Clegg ‘open minded’ about high street cannabis shops as the Lib Dems demand ‘no more prison’ for drug users

Fact checked
  • Deputy Prime Minister calls for an end to the ‘knee-jerk prejudice’ on drugs
  • Lib Dems will end imprisonment for small amounts of drugs for personal use
  • Mr Clegg also vows to set up a commission on effectiveness of drugs laws

 

The Liberal Democrats are ‘open minded’ about allowing licensed cannabis shops on British streets as part of a sweeping review of drugs laws.

Deputy Prime Minister Nick Clegg said wanted an end to the ‘knee-jerk prejudice’ and desire to appear tough on drugs.

The party’s pre-manifesto, which will form the basis of the policies the Lib Dems will fight the next election on, promises to end imprisonment for people found carrying a small amount of drugs for personal use.

It also calls for the establishment of a commission to assess the effectiveness of current drugs laws and alternative approaches, including punishment by civil penalties rather than a criminal conviction.

The party’s conference, which sets Lib Dem policy, is also expected to back a paper which calls for a review to consider the approach recently adopted in Uruguay and Colorado, USA, where licensed shops are allowed to sell cannabis.

Mr Clegg stressed that the party was not advocating legalisation, but said that policy makers needed to have an ‘unprejudiced mind’ about drug use.

Asked whether he wanted to see shops legally selling cannabis on the streets of England and Wales, he said: ‘We are not advocating blanket legalisation.

‘I am very anxious that the debate about drugs doesn’t descend into a cardboard cut-out polarisation between those who say the way to deal with the drugs issue is just to lock everybody up in jail, and another bunch of people saying ‘you just need to legalise everything under the sun’.

‘I actually don’t think legalisation is an automatic solution and we are not saying that we are advocating that.
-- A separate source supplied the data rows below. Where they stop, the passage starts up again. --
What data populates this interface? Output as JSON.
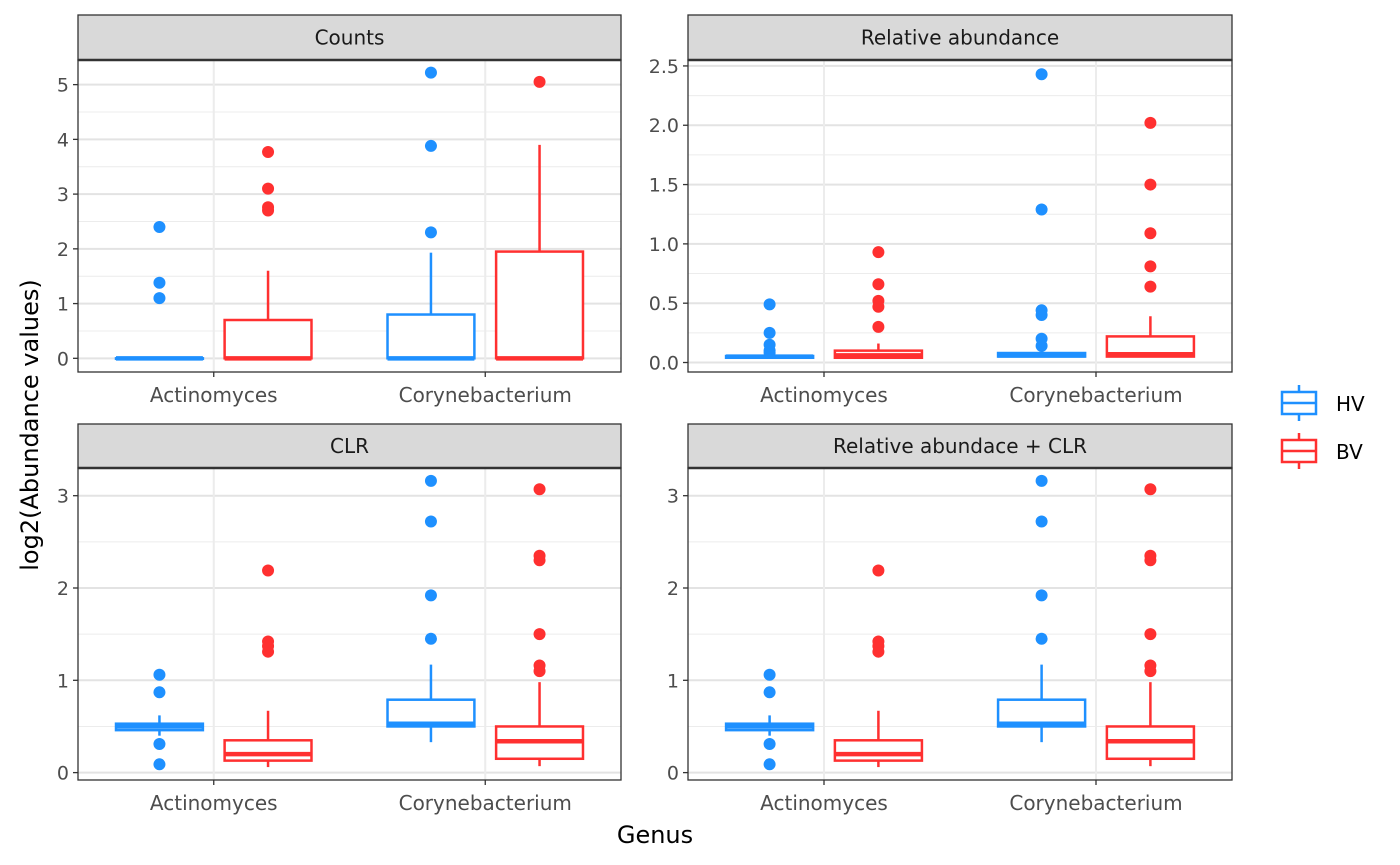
{
  "figure": {
    "ylabel": "log2(Abundance values)",
    "xlabel": "Genus"
  },
  "legend": {
    "items": [
      {
        "label": "HV",
        "color": "#1E90FF"
      },
      {
        "label": "BV",
        "color": "#FF3030"
      }
    ]
  },
  "chart_data": [
    {
      "type": "box",
      "title": "Counts",
      "categories": [
        "Actinomyces",
        "Corynebacterium"
      ],
      "ylim": [
        -0.25,
        5.45
      ],
      "yticks": [
        0,
        1,
        2,
        3,
        4,
        5
      ],
      "ytick_labels": [
        "0",
        "1",
        "2",
        "3",
        "4",
        "5"
      ],
      "series": [
        {
          "name": "HV",
          "boxes": [
            {
              "q1": 0,
              "median": 0,
              "q3": 0,
              "whisker_low": 0,
              "whisker_high": 0,
              "outliers": [
                1.1,
                1.38,
                2.4
              ]
            },
            {
              "q1": 0,
              "median": 0,
              "q3": 0.8,
              "whisker_low": 0,
              "whisker_high": 1.93,
              "outliers": [
                2.3,
                3.88,
                5.22
              ]
            }
          ]
        },
        {
          "name": "BV",
          "boxes": [
            {
              "q1": 0,
              "median": 0,
              "q3": 0.7,
              "whisker_low": 0,
              "whisker_high": 1.6,
              "outliers": [
                2.7,
                2.76,
                3.1,
                3.77
              ]
            },
            {
              "q1": 0,
              "median": 0,
              "q3": 1.95,
              "whisker_low": 0,
              "whisker_high": 3.9,
              "outliers": [
                5.05
              ]
            }
          ]
        }
      ]
    },
    {
      "type": "box",
      "title": "Relative abundance",
      "categories": [
        "Actinomyces",
        "Corynebacterium"
      ],
      "ylim": [
        -0.08,
        2.55
      ],
      "yticks": [
        0,
        0.5,
        1.0,
        1.5,
        2.0,
        2.5
      ],
      "ytick_labels": [
        "0.0",
        "0.5",
        "1.0",
        "1.5",
        "2.0",
        "2.5"
      ],
      "series": [
        {
          "name": "HV",
          "boxes": [
            {
              "q1": 0.04,
              "median": 0.05,
              "q3": 0.055,
              "whisker_low": 0.04,
              "whisker_high": 0.06,
              "outliers": [
                0.08,
                0.1,
                0.15,
                0.25,
                0.49
              ]
            },
            {
              "q1": 0.05,
              "median": 0.06,
              "q3": 0.08,
              "whisker_low": 0.05,
              "whisker_high": 0.1,
              "outliers": [
                0.14,
                0.2,
                0.4,
                0.44,
                1.29,
                2.43
              ]
            }
          ]
        },
        {
          "name": "BV",
          "boxes": [
            {
              "q1": 0.04,
              "median": 0.06,
              "q3": 0.1,
              "whisker_low": 0.04,
              "whisker_high": 0.16,
              "outliers": [
                0.3,
                0.47,
                0.52,
                0.66,
                0.93
              ]
            },
            {
              "q1": 0.05,
              "median": 0.07,
              "q3": 0.22,
              "whisker_low": 0.05,
              "whisker_high": 0.39,
              "outliers": [
                0.64,
                0.81,
                1.09,
                1.5,
                2.02
              ]
            }
          ]
        }
      ]
    },
    {
      "type": "box",
      "title": "CLR",
      "categories": [
        "Actinomyces",
        "Corynebacterium"
      ],
      "ylim": [
        -0.08,
        3.3
      ],
      "yticks": [
        0,
        1,
        2,
        3
      ],
      "ytick_labels": [
        "0",
        "1",
        "2",
        "3"
      ],
      "series": [
        {
          "name": "HV",
          "boxes": [
            {
              "q1": 0.46,
              "median": 0.5,
              "q3": 0.53,
              "whisker_low": 0.4,
              "whisker_high": 0.62,
              "outliers": [
                0.09,
                0.31,
                0.87,
                1.06
              ]
            },
            {
              "q1": 0.5,
              "median": 0.53,
              "q3": 0.79,
              "whisker_low": 0.33,
              "whisker_high": 1.17,
              "outliers": [
                1.45,
                1.92,
                2.72,
                3.16
              ]
            }
          ]
        },
        {
          "name": "BV",
          "boxes": [
            {
              "q1": 0.13,
              "median": 0.2,
              "q3": 0.35,
              "whisker_low": 0.06,
              "whisker_high": 0.67,
              "outliers": [
                1.31,
                1.37,
                1.42,
                2.19
              ]
            },
            {
              "q1": 0.15,
              "median": 0.34,
              "q3": 0.5,
              "whisker_low": 0.07,
              "whisker_high": 0.98,
              "outliers": [
                1.1,
                1.16,
                1.5,
                2.3,
                2.35,
                3.07
              ]
            }
          ]
        }
      ]
    },
    {
      "type": "box",
      "title": "Relative abundace + CLR",
      "categories": [
        "Actinomyces",
        "Corynebacterium"
      ],
      "ylim": [
        -0.08,
        3.3
      ],
      "yticks": [
        0,
        1,
        2,
        3
      ],
      "ytick_labels": [
        "0",
        "1",
        "2",
        "3"
      ],
      "series": [
        {
          "name": "HV",
          "boxes": [
            {
              "q1": 0.46,
              "median": 0.5,
              "q3": 0.53,
              "whisker_low": 0.4,
              "whisker_high": 0.62,
              "outliers": [
                0.09,
                0.31,
                0.87,
                1.06
              ]
            },
            {
              "q1": 0.5,
              "median": 0.53,
              "q3": 0.79,
              "whisker_low": 0.33,
              "whisker_high": 1.17,
              "outliers": [
                1.45,
                1.92,
                2.72,
                3.16
              ]
            }
          ]
        },
        {
          "name": "BV",
          "boxes": [
            {
              "q1": 0.13,
              "median": 0.2,
              "q3": 0.35,
              "whisker_low": 0.06,
              "whisker_high": 0.67,
              "outliers": [
                1.31,
                1.37,
                1.42,
                2.19
              ]
            },
            {
              "q1": 0.15,
              "median": 0.34,
              "q3": 0.5,
              "whisker_low": 0.07,
              "whisker_high": 0.98,
              "outliers": [
                1.1,
                1.16,
                1.5,
                2.3,
                2.35,
                3.07
              ]
            }
          ]
        }
      ]
    }
  ]
}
‘What we are saying is that we need to look with an unprejudiced mind about the initiatives that other countries and states in America are doing.

‘Quite a lot of these things are very recent changes indeed, so it is far too early to tell what lessons they teach us.

‘But I think as long as you keep an open mind about things, that’s one thing, but we are not advocating that now and won’t be advocating that as a definite step in our next manifesto.’

The pre-manifesto, which will be debated and voted on by party members at the Glasgow conference next month, commits the party to ‘end the use of imprisonment for possession of drugs for personal use’ and make drugs and alcohol policy the responsibility of the Department of Health rather than the Home Office.

Mr Clegg said: ‘It just doesn’t make sense to clog up the prisons with young people who need treatment, not a crash course behind bars about how to deal in ever harder drugs.’

At a press conference in Westminster, Mr Clegg said: ‘There are lots of other countries … there are states in the United States, there are countries in Latin America, there’s Portugal, which are doing a number of different things.

‘What we have said in our pre-manifesto is very sensible: we will look at it, we will look at what the evidence shows works.

‘I have been a long-standing advocate that drugs policy has been blighted in this country by knee-jerk prejudice and a wish to appear tough, rather than actually do what works.

‘So if other countries develop strategies which show real results, let’s look at them.’

The 80-page pre-manifesto includes a plan to hand people aged 16-21 a travel pass giving them a 66% discount on bus travel in England.

Marijuana_Cannabis

The move forms part of a targeted group of policies in a ‘manifesto for the next generation’ aimed at improving the lives of youngsters – a group of voters who have deserted the Lib Dems following the U-turn over tuition fees.